Perhatian khusus harus diberikan terhadap kebersihan dan pemeliharaan yang baik pada area penyimpanan, khususnya bila ada penumpukkan debu. Penyimpanan tumbuhan, ekstrak, tingtur, dan sediaan lainnya mungkin membutuhkan kondisi kelembaban dan suhu yang khusus atau perlindungan dari cahaya; langkah-langkah harus dilakukan untuk memastikan bahwa kondisi tersebut tersedia dan dipantau Area Produksi Untuk memudahkan pembersihan dan menghindari kontaminasi silang ketika ada penumpukan debu, tindakan pengamanan khusus harus dilakukan selama pengambilan sampel, penimbangan, pencampuran dan pengolahan tumbuhan obat, misalnya dengan menggunakan penghisap debu atau bangunan khusus. Pengawasan Mutu Karyawan unit pengawasan mutu harus memiliki keahlian khusus dalam produk obat herbal sehingga dapat melakukan uji identifikasi, dan pemeriksaan terhadap pengotor, adanya pertumbuhan atau gangguan jamur, ketidakseragaman pengiriman bahan tumbuhan obat, dan lain-lain.
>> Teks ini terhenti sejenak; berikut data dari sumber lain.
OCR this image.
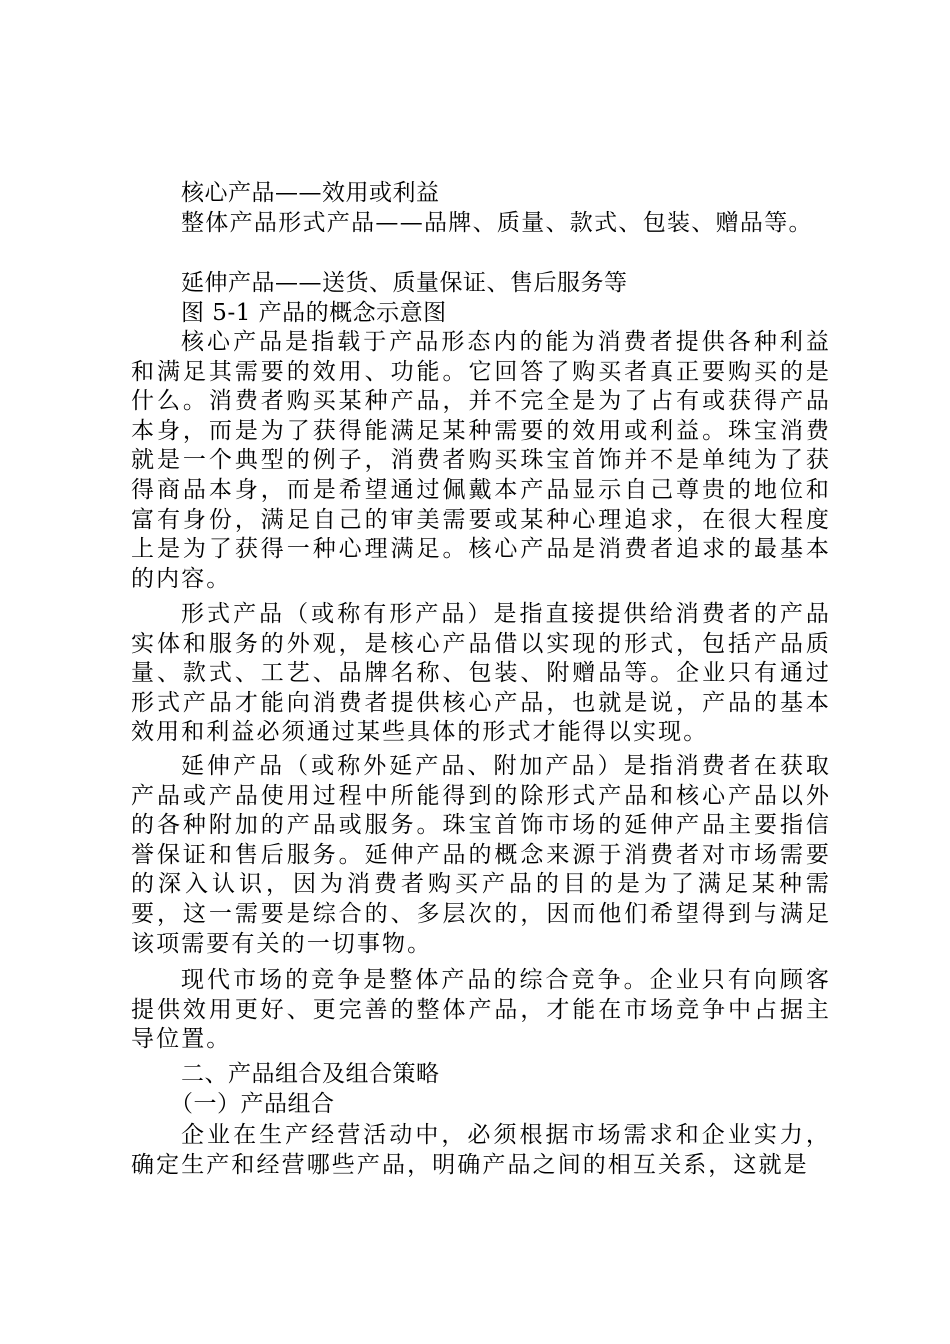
核心产品——效用或利益
整体产品形式产品——品牌、质量、款式、包装、赠品等。
延伸产品——送货、质量保证、售后服务等
图 5-1 产品的概念示意图

核心产品是指载于产品形态内的能为消费者提供各种利益和满足其需要的效用、功能。它回答了购买者真正要购买的是什么。消费者购买某种产品，并不完全是为了占有或获得产品本身，而是为了获得能满足某种需要的效用或利益。珠宝消费就是一个典型的例子，消费者购买珠宝首饰并不是单纯为了获得商品本身，而是希望通过佩戴本产品显示自己尊贵的地位和富有身份，满足自己的审美需要或某种心理追求，在很大程度上是为了获得一种心理满足。核心产品是消费者追求的最基本的内容。

形式产品（或称有形产品）是指直接提供给消费者的产品实体和服务的外观，是核心产品借以实现的形式，包括产品质量、款式、工艺、品牌名称、包装、附赠品等。企业只有通过形式产品才能向消费者提供核心产品，也就是说，产品的基本效用和利益必须通过某些具体的形式才能得以实现。

延伸产品（或称外延产品、附加产品）是指消费者在获取产品或产品使用过程中所能得到的除形式产品和核心产品以外的各种附加的产品或服务。珠宝首饰市场的延伸产品主要指信誉保证和售后服务。延伸产品的概念来源于消费者对市场需要的深入认识，因为消费者购买产品的目的是为了满足某种需要，这一需要是综合的、多层次的，因而他们希望得到与满足该项需要有关的一切事物。

现代市场的竞争是整体产品的综合竞争。企业只有向顾客提供效用更好、更完善的整体产品，才能在市场竞争中占据主导位置。

二、产品组合及组合策略
（一）产品组合

企业在生产经营活动中，必须根据市场需求和企业实力，确定生产和经营哪些产品，明确产品之间的相互关系，这就是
Sampel pembanding bahan tumbuhan harus tersedia untuk diggunakan dalam uji perbandingan, misalnya pemeriksaan secara visual dan mikroskopik serta kromatografi. Pengambilan sampel Pengambilan sampel harus dilakukan dengan penanganan yang hati-hati oleh karyawan yang memiliki keahlian yang diperlukan karena bahan tumbuhan obat

tersusun atas tumbuhan yang individual atau bagian tumbuhan sehingga bersifat heterogen sampai ke tingkat tertentu. Saran lebih lanjut mengenai pengambilan sapel, inspeksi secara visual, metode analisis, dan lain-lain, terdapat dalam Quality control methods for medicinal plant materials. Pengujian stabilitas Produk obat herbal tidak akan cukup ditentukan stabilitasnya hanya dari unsure pokok dengan aktivitas terapeutik yang telah diketahui, karena keseluruhan bahan tumbuhan atau sediaan tumbuhan dapat diduga sebagai bahan aktif. Uji stabilitas misalnya dengan perbandingan kromatogram, sedapat mungkin juga harus menunjukkan bahwa zat lain yang terdapat di dalamnya stabil dan kandungannya sebagai bagian keseluruhan yang tetap konstan. Bila suatu produk obat herbal mengandung beberapa bahan tumbuhan atau sediaan beberapa bahan tumbuhan, dan tidak mungkin untuk menetapkan stabilitas tiap bahan aktif, stabilitas produk harus ditetapkan dengan metode seperti kromatografi, metode penetapan kadar yang telah digunakan secara luas, serta uji fisik dan organoleptik atau uji lain yang sesuai.